TFII-I is a signal-induced multi-functional transcription factor that has recently been implicated as a regulatory component of the endoplasmic reticulum (ER) stress response. TFII-I acts through ER stress-induced binding to the ER stress element, which is highly conserved in promoters of ER stress-inducible genes such as Grp78/BiP. Interestingly, its tyrosine phosphorylation sites are required for its activation of the Grp78 promoter. Toward understanding the link between TFII-I, the tyrosine kinase signaling pathway, and Grp78 activation, we discovered that Tg stress induces a dramatic increase of TFII-I phosphorylation at Tyr248 and localization of this form of TFII-I to the nucleus. Chromatin immunoprecipitation analysis further reveals enhanced TFII-I binding to the Grp78 promoter in vivo upon ER stress. Previously, we reported that genistein, a general inhibitor of tyrosine kinase, could suppress ER stress induction of Grp78 by inhibiting complex formation on the ER stress element; however, the mechanism is not known. Consistent with TFII-I being a target of genistein suppression, we observed that genistein could suppress Tg stress-induced phosphorylation of TFII-I. We further demonstrate that c-Src, which is one of kinases identified to mediate phosphorylation of TFII-I at Tyr248, is activated by Tg stress and is able to stimulate the Grp78 promoter activity. Lastly, using stable cell lines with suppressed TFII-I levels, we show that TFII-I is required for optimal induction of Grp78 by ER stress. Our studies provide a molecular link that connects the c-Src tyrosine kinase transduction pathway to ER stress-induced transcriptional activation of Grp78 mediated by TFII-I.

An FF domain-dependent protein interaction mediates a signaling pathway for growth factor-induced gene expression.

FF domains are poorly understood protein motifs found in all eukaryotes but in a very small number of proteins. They typically occur in tandem arrays and appear predominantly in splicing and transcription factors. Curiously, they are also present in the p190 family of cytoplasmic Rho GTPase activating proteins (GAPs). We identified the serum-responsive transcriptional regulator TFII-I as a specific interactor with the p190 RhoGAP FF domains. p190 sequesters TFII-I in the cytoplasm via the FF domains, but upon PDGF receptor-mediated phosphorylation of an FF domain, TFII-I is released from p190 and translocates to the nucleus where it can activate transcription of serum-inducible genes including c-fos. These findings reveal a pathway by which mitogens promote gene transcription and indicate a role for FF domains in phosphorylation-mediated signal transduction.

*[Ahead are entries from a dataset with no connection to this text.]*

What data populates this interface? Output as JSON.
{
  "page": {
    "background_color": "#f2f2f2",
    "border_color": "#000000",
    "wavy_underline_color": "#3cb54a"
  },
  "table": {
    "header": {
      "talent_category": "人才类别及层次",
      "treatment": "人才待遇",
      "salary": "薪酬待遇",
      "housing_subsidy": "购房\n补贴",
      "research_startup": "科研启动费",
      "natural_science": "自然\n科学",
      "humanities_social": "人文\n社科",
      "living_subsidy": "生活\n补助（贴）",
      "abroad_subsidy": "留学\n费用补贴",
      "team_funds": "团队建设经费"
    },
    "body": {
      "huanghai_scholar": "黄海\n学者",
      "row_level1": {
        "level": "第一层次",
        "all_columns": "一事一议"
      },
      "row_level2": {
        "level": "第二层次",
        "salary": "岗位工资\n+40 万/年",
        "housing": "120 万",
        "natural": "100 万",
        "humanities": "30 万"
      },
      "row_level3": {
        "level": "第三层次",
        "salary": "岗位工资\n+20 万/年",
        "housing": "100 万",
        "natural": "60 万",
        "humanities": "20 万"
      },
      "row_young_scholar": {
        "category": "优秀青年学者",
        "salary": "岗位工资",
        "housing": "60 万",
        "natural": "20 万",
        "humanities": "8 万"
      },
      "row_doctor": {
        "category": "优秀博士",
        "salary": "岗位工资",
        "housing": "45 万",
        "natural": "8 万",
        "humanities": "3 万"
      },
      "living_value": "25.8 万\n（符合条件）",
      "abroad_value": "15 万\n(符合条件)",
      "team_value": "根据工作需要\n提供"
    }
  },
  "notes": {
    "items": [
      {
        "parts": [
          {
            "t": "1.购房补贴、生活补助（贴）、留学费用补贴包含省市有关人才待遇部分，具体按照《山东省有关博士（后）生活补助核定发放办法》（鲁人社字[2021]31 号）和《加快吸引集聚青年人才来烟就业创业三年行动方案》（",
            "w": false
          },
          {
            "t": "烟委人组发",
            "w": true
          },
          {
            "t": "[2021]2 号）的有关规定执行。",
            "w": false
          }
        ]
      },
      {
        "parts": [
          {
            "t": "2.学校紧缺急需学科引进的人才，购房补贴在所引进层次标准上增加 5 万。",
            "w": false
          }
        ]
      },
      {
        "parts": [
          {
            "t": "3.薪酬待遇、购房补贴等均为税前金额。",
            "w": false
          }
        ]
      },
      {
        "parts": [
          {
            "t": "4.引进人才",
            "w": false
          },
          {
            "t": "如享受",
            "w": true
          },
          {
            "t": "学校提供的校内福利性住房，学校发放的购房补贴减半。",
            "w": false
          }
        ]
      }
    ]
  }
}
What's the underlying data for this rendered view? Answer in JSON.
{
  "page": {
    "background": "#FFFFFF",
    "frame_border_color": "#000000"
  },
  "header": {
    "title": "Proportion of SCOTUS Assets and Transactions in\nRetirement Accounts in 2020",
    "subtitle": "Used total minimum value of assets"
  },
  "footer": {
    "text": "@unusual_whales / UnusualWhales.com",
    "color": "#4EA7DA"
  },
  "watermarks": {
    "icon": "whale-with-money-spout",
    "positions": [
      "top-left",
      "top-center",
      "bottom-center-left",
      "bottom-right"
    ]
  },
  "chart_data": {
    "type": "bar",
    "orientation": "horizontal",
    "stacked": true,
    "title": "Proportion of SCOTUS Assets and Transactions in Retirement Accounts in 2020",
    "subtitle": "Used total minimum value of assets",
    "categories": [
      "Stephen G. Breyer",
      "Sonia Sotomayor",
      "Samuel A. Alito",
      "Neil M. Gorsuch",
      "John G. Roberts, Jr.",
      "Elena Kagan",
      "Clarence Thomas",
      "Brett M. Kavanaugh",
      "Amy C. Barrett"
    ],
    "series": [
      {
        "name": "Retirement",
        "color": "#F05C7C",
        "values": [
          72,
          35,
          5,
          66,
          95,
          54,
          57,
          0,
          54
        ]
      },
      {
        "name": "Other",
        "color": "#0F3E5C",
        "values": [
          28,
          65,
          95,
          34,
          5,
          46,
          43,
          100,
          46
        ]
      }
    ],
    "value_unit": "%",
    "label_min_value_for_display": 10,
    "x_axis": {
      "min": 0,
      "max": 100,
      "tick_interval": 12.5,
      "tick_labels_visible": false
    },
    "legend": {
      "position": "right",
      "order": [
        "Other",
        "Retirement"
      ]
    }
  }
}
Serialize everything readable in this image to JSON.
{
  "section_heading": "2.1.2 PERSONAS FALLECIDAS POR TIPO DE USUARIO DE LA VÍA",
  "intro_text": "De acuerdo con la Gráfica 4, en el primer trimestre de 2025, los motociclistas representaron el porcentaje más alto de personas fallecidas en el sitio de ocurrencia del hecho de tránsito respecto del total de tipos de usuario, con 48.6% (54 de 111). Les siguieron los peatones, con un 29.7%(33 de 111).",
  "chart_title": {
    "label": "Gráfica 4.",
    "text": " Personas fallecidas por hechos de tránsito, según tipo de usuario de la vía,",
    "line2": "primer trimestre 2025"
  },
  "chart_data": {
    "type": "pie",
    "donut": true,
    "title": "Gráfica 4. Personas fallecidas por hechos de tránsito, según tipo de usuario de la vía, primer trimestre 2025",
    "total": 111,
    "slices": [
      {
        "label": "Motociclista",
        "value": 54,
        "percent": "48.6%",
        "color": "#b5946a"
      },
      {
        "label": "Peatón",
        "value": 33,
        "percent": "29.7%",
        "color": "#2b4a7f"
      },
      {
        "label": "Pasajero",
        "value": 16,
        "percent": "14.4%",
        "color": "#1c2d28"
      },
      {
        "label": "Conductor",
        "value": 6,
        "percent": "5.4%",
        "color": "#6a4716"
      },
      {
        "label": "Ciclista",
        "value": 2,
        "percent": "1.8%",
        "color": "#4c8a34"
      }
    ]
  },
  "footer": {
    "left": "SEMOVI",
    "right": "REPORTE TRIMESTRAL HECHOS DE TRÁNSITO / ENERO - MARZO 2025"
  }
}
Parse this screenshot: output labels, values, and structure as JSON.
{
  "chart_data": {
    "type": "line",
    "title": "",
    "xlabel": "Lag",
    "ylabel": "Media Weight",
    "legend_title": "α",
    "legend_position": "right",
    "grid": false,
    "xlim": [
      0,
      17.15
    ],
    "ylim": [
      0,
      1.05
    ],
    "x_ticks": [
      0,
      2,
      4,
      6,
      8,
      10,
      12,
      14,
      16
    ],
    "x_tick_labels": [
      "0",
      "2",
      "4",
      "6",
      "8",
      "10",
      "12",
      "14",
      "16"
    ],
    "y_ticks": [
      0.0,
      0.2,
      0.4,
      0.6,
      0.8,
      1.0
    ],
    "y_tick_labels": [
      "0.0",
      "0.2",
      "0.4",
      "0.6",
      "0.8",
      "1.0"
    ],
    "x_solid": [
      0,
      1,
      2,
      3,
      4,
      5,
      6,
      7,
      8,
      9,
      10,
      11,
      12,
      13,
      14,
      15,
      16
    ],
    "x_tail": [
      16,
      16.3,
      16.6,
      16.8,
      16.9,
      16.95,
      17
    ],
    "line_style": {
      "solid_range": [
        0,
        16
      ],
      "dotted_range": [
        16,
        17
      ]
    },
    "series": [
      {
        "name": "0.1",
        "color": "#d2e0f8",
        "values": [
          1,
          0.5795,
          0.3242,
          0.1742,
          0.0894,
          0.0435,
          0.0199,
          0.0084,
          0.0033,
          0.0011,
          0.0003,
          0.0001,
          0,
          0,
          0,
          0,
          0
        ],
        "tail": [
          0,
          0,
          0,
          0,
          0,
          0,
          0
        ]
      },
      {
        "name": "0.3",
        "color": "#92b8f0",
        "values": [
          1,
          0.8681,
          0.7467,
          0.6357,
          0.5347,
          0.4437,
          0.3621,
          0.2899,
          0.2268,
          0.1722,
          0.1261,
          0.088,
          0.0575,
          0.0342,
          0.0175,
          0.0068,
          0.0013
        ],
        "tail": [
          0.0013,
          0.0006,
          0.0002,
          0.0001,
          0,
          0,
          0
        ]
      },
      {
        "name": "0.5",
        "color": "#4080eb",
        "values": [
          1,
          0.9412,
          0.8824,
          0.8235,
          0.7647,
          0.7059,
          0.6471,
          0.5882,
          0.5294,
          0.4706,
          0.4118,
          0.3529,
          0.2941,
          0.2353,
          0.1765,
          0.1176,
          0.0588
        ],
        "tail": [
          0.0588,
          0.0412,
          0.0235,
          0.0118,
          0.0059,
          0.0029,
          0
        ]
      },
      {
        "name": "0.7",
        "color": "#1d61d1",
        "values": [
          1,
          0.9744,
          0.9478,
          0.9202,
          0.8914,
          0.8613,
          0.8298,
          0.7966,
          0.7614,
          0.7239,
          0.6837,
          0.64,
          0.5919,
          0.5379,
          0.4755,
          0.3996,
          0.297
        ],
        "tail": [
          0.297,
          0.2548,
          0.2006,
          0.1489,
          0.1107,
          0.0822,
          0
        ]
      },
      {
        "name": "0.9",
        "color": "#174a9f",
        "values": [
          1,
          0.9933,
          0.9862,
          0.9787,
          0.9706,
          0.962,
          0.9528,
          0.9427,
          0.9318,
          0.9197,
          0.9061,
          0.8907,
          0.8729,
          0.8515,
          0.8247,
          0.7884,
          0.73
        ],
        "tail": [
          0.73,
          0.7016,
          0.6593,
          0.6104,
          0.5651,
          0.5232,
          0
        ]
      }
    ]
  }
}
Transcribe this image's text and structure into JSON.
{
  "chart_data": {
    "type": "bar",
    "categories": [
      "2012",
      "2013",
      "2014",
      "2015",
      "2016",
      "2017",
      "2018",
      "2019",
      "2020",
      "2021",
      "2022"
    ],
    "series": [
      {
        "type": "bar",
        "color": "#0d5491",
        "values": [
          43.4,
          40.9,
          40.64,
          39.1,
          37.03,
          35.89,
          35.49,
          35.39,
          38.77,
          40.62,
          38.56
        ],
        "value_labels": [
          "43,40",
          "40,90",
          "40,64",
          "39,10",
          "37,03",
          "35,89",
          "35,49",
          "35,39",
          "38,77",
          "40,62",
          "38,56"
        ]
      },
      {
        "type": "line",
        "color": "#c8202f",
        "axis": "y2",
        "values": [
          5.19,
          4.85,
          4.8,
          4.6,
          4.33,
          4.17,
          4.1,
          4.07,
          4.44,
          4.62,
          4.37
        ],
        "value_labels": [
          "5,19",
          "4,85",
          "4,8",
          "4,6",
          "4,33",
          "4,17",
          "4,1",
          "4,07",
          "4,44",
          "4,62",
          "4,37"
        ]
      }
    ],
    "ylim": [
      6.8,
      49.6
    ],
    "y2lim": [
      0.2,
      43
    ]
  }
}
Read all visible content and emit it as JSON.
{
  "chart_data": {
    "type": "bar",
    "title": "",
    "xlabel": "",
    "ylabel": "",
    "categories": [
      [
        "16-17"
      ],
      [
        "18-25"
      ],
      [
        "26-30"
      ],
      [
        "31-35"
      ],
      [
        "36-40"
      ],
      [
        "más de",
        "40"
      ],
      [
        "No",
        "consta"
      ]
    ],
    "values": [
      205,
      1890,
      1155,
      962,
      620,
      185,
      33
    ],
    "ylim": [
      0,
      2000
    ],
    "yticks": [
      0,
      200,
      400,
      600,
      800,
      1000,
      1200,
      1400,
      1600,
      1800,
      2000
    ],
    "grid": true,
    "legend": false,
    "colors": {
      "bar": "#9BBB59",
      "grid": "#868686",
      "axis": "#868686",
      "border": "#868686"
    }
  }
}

The SUMO ubiquitin-protein isopeptide ligase family member Miz1/PIASxbeta /Siz2 is a transcriptional cofactor for TFII-I.

We have shown previously that a TFII-I-related protein, hMusTRD1/BEN, represses transcriptional activity of TFII-I. The repression by hMusTRD1/BEN was hypothesized to occur via a two-step competition mechanism involving a cytoplasmic shuttling factor and a nuclear cofactor required for transcriptional activation of TFII-I. Employing a two-hybrid approach with both yeast genomic and mouse cDNA libraries in parallel, we have identified the RING-like zinc finger containing Miz1/PIASxbeta/Siz2, which is a ubiquitin-protein isopeptide ligase in the SUMO pathway, as the potential nuclear cofactor that interacts with both TFII-I and hMusTRD1/BEN. Our conclusion is based on the following observations. First, the interactions are biochemically confirmed in mammalian cells where Miz1/mPIASxbeta interacts with both TFII-I and hMusTRD1/BEN when these proteins are ectopically co-expressed. Second, co-expression of a nuclear localization signal-deficient mutant of Miz1/mPIASxbeta with wild type TFII-I fails to alter the subcellular localization of the former. Finally, ectopically expressed Miz1/mPIASxbeta augments the transcriptional activity of TFII-I and relieves the repression exerted by a mutant hMusTRD1/BEN that co-localized with TFII-I in the nucleus.